Conditions at Accident Site: Visual (VMC)
Condition of Light: Day
Observation Facility, Elevation: GED,53 ft msl
Distance from Accident Site: 9 Nautical Miles
Observation Time: 13:54 Local
Direction from Accident Site: 219°
Lowest Cloud Condition: Clear 
Visibility: 10 miles
Lowest Ceiling: None 
Visibility (RVR):
Wind Speed/Gusts: 10 knots / 20 knots
Turbulence Type Forecast/Actual: Unknown / Unknown
Wind Direction: 270° 
Turbulence Severity Forecast/Actual: N/A / N/A
Altimeter Setting: 29.82 inches Hg 
Temperature/Dew Point: 34°C / 22°C
Precipitation and Obscuration: No Obscuration; No Precipitation
Departure Point: Milton, DE (DE25)
Type of Flight Plan Filed: None
Destination: Milton, DE (DE25) 
Type of Clearance: None
Departure Time: 13:50 Local
Type of Airspace: Class G

Airport Information

Airport: Eagle Crest-Hudson DE25
Runway Surface Type:
Airport Elevation: 28 ft msl
Runway Surface Condition:
Runway Used: 
IFR Approach: None
Runway Length/Width:
VFR Approach/Landing: None

Wreckage and Impact Information

Crew Injuries: 2 Minor
Aircraft Damage: Substantial
Passenger Injuries:
Aircraft Fire: None
Ground Injuries: N/A 
Aircraft Explosion: None
Total Injuries: 2 Minor 
Latitude, Longitude: 38.810276,-75.237777(est)


  1. After almost impacting the ground twice, neither the pilot nor the owner still did not know who was flying the plane?...really?? Sitting side by side with center sticks? And we pay increasing insurance premiums into a pool that pays out on stupid stuff like this?

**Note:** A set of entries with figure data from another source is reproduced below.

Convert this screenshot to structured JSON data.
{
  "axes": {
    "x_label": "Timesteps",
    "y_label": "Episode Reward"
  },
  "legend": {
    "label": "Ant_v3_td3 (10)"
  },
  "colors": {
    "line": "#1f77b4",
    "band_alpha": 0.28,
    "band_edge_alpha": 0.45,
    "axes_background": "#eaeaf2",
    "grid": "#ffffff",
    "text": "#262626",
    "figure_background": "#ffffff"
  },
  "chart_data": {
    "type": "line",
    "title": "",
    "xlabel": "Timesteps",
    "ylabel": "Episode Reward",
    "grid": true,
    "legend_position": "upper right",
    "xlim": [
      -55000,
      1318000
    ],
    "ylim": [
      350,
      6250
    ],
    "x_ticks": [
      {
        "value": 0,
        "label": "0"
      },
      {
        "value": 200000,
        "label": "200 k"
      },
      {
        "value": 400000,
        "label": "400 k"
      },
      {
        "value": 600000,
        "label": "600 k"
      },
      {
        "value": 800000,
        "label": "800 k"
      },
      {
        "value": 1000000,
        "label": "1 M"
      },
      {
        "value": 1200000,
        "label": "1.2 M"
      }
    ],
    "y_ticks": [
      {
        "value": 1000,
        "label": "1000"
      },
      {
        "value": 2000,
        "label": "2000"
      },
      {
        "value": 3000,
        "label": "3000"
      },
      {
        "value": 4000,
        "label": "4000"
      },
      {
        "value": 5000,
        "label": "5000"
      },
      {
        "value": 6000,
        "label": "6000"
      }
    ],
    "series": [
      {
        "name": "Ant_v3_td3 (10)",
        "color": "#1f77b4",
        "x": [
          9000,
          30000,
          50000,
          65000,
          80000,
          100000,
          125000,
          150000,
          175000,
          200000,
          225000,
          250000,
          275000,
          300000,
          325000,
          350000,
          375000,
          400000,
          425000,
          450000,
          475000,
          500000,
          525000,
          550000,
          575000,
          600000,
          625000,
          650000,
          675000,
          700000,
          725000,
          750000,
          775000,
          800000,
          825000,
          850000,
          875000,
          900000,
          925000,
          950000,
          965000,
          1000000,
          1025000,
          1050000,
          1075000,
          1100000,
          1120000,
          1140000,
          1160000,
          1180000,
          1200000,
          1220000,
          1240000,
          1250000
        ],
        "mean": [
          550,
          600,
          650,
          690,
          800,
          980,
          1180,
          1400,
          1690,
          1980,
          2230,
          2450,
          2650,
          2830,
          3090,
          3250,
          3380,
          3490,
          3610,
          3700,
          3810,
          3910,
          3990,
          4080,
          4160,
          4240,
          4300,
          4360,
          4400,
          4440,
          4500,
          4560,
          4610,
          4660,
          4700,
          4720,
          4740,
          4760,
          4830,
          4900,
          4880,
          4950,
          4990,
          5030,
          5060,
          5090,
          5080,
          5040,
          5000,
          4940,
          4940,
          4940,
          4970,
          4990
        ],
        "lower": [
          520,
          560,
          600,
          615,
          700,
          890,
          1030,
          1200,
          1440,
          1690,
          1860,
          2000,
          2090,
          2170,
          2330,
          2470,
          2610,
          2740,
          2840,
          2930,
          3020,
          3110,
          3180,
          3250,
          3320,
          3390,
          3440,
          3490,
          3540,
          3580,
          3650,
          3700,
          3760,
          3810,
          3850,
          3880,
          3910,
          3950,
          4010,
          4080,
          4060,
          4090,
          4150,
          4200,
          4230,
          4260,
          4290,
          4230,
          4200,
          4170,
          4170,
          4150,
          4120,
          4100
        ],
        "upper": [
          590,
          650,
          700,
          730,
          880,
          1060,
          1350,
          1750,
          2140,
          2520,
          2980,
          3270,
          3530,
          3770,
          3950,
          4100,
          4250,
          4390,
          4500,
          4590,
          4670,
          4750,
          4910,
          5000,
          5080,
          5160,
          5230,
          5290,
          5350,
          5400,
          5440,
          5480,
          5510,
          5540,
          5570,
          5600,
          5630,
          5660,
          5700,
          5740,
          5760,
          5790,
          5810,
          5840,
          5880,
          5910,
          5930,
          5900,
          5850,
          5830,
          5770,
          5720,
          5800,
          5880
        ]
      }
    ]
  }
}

  2. They knew. These written statements are made for the lawyers.

    1. I guess you have to cover your "Tail-wheel"....SCARY SCENARIO though!

  3. I wonder what the g-meter indicated when they hit the ground. I guess the up-indicator was still on back-order. This might make a great AOPA video. "Avionics: The Insidious Distraction". ominous piano music playing.